Sign a contract with a trustee: notify him if you want to play.
Identify sanctions for violation of the contract (temporary refusal of pleasant little things).

3. "Gust stop" plan

Five deep breaths → drinking water → calling a friend or emergency contact list.
Include a short substitute activity in the plan (walk, breathing exercise, 5-minute exercise).

3. Regular support and reporting

1. Check-ins in a group or with a mentor

Weekly reports to GA/SMART Recovery or a psychologist.
Short format: how many days without playing, traction levels, strategies applied.

2. Prevention diary

A daily recording of one phrase: "The main challenge of the day and how I dealt with it."
Weekly bottom line: what worked, which needs work.

3. Responsibility Partner

The trustee receives notifications about your successes and difficulties.
Joint "micro-awards" for non-jerky periods (joint hike, pleasant dinner).
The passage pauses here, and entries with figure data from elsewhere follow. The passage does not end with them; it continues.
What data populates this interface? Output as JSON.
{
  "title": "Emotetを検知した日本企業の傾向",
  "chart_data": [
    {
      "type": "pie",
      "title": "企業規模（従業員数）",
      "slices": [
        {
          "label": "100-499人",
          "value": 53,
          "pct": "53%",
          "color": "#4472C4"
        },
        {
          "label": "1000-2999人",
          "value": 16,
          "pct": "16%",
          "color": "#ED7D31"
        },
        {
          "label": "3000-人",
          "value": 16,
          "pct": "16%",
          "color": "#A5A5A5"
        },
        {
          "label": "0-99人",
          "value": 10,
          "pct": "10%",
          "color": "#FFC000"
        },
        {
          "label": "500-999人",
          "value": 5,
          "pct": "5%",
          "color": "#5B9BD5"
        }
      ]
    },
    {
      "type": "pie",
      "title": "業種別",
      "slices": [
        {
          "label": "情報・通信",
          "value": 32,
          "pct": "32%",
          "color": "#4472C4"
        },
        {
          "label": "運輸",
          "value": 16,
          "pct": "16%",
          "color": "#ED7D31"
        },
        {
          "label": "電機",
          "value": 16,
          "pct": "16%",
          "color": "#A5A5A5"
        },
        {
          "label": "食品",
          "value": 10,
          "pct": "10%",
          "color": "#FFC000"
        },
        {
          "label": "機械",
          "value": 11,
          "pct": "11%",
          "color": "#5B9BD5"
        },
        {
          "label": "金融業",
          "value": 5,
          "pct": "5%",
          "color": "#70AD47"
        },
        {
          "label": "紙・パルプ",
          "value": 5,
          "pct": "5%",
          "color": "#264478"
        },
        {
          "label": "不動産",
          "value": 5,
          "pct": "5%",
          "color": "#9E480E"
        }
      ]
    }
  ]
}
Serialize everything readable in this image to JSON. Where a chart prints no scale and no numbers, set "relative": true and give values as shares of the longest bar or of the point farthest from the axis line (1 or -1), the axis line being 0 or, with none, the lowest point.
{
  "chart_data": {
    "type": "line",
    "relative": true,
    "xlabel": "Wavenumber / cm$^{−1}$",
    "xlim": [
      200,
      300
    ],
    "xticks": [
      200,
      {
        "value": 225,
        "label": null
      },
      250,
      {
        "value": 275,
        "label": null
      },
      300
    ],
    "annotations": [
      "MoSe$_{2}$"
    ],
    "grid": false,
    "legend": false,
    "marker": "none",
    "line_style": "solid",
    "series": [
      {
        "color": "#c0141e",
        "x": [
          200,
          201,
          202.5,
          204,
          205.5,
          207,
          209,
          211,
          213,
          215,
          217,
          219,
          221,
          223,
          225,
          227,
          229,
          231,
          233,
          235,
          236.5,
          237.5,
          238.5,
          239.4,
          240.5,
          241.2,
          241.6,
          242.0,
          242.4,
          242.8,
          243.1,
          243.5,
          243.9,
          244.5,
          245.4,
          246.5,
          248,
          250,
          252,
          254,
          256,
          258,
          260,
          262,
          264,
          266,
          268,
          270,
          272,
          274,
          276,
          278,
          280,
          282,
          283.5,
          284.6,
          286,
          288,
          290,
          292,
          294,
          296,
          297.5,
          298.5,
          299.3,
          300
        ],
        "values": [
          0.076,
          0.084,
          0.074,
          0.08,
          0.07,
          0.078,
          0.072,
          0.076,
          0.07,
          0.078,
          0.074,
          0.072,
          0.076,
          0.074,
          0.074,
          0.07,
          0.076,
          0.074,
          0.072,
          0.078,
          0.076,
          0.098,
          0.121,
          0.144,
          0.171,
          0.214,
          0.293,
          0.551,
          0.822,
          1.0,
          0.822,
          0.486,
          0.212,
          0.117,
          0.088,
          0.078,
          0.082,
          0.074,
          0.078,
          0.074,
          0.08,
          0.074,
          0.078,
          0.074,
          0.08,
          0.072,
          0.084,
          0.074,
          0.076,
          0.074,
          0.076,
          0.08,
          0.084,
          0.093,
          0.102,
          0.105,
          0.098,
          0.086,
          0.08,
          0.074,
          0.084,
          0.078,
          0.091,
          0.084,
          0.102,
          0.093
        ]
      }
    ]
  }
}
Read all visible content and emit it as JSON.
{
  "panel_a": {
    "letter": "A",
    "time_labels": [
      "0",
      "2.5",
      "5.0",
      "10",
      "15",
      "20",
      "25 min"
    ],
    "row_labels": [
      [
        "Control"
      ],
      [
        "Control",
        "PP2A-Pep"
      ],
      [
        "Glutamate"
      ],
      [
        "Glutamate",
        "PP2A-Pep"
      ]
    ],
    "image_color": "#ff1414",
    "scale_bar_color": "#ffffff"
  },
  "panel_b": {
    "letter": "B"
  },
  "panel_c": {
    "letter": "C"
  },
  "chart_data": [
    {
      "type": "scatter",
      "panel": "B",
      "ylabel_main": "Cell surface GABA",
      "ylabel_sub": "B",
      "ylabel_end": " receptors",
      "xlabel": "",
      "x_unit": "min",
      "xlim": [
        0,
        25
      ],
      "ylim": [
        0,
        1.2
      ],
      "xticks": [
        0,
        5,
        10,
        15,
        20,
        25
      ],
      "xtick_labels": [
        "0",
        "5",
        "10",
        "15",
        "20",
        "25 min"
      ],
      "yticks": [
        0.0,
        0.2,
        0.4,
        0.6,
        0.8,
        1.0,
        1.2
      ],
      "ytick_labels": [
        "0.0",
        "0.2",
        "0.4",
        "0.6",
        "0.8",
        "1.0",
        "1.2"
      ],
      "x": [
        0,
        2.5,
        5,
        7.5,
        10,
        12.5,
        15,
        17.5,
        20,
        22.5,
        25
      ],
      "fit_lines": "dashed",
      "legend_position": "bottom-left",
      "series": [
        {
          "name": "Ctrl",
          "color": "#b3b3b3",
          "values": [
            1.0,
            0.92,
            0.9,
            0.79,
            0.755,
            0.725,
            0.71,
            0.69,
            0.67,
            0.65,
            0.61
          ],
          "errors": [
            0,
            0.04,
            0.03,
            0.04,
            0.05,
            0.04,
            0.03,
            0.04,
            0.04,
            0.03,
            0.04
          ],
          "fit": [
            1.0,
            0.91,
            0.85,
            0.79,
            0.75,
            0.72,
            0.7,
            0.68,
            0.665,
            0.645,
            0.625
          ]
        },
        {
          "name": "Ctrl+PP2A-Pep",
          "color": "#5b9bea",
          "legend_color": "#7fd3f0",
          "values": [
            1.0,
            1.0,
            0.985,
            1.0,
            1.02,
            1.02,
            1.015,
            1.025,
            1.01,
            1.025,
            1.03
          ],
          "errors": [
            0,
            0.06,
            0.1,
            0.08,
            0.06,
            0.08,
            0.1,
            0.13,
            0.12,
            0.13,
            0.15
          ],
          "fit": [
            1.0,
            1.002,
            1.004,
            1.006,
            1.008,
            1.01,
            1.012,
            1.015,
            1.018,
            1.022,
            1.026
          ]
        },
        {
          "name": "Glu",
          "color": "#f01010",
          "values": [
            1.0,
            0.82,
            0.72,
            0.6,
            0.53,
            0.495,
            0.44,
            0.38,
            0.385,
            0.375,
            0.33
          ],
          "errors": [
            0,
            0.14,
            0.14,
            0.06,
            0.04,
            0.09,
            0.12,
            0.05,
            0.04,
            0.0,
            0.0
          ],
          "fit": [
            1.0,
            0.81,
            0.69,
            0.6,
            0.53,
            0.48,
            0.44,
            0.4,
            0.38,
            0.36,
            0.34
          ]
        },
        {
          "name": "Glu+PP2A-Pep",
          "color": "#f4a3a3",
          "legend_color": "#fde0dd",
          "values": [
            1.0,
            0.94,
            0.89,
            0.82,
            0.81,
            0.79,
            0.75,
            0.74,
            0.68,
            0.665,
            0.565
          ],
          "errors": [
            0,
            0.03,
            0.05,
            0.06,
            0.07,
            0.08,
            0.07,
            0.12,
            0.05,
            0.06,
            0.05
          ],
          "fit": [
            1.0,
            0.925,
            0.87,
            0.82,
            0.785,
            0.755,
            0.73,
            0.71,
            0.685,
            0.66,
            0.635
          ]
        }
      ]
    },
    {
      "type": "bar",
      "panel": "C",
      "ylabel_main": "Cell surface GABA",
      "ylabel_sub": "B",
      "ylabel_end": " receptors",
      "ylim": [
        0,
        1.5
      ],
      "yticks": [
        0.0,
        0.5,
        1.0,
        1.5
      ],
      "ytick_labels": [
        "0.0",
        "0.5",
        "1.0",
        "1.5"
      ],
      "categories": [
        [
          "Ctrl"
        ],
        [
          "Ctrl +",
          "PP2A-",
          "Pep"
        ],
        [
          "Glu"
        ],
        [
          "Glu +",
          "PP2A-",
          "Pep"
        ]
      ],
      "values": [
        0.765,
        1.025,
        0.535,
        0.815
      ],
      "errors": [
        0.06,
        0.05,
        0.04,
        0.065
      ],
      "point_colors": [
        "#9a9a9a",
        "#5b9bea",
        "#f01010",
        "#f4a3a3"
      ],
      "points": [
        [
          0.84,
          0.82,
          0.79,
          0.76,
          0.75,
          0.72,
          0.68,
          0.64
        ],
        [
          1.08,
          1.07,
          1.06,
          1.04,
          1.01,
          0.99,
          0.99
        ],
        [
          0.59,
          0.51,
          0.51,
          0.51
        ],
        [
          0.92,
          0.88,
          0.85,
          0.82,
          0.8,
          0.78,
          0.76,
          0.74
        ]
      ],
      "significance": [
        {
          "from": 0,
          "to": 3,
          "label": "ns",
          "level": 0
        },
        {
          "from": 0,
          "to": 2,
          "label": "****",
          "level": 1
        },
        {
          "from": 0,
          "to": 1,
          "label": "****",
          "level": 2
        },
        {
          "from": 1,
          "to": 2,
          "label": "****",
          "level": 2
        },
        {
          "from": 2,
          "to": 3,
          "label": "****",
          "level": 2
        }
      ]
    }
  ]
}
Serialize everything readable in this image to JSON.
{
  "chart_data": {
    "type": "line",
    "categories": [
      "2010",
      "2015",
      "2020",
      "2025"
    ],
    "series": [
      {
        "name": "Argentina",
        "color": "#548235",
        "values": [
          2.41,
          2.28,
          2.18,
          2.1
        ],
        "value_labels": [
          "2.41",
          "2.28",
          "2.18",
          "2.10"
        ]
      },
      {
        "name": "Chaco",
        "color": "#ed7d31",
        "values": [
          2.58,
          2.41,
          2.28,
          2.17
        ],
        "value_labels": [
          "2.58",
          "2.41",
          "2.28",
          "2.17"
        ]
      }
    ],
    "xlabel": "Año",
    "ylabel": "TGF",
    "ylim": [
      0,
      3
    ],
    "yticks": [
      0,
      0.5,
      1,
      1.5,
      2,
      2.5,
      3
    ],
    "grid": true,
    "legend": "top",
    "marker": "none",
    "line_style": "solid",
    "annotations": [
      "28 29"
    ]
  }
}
4. Strengthening healthy habits

DirectionActivityFrequency
Physical activityCardio, yoga, strength training3-5 times a week
Mental unloadingMeditation, breathing practicesDaily 10 min
Creative activityDrawing, music, writing2-3 times a week
Social engagementVolunteering, hobby clubs1-2 times a week
Training and developmentOnline courses, reading professional booksDaily 20 minutes

5. Strong Desire Action Plan

1. Urgent emergency chain

Immediately lock the device (do not disturb mode + application lock).
Take five breaths, turn on pleasant music or sounds of nature for 5-7 minutes.
Perform short physical activity (squats, push-ups) - switching physiology.

2. Support Contact

Immediate call or message to sponsor/friend.
Online chat of a round-the-clock service (Gambling Help Online, Lifeline, etc.).

3. Post-crisis recording

Fixing the situation: what provoked the desire, what steps were taken and their result.
Diary analysis to adjust the plan.

6. Long-term monitoring and adaptation

1. Monthly review of triggers and strategies

Review the diary, update the list of triggers and protective barriers.
Add new replacement activities and adjust the "gust stop" plan.

2. Semi-Annual Progress Assessment

Compare the indicators (number of days without playing, traction intensity) for six months.
If necessary, continue therapy or change the support format.

3. Integrating new goals

Build a personal "joy catalog" - a list of long-term projects (travel, courses, professional achievements).
Plan steps to these goals regularly to shift focus from excitement to development.

Systemic prevention of relapse is based on careful recognition of personal triggers, the creation of multi-level protective barriers, regular reporting and strengthening healthy habits. In case of emergency impulses, act according to a pre-worked plan, and long-term monitoring and adaptation of the strategy will ensure the sustainability of your new life without games.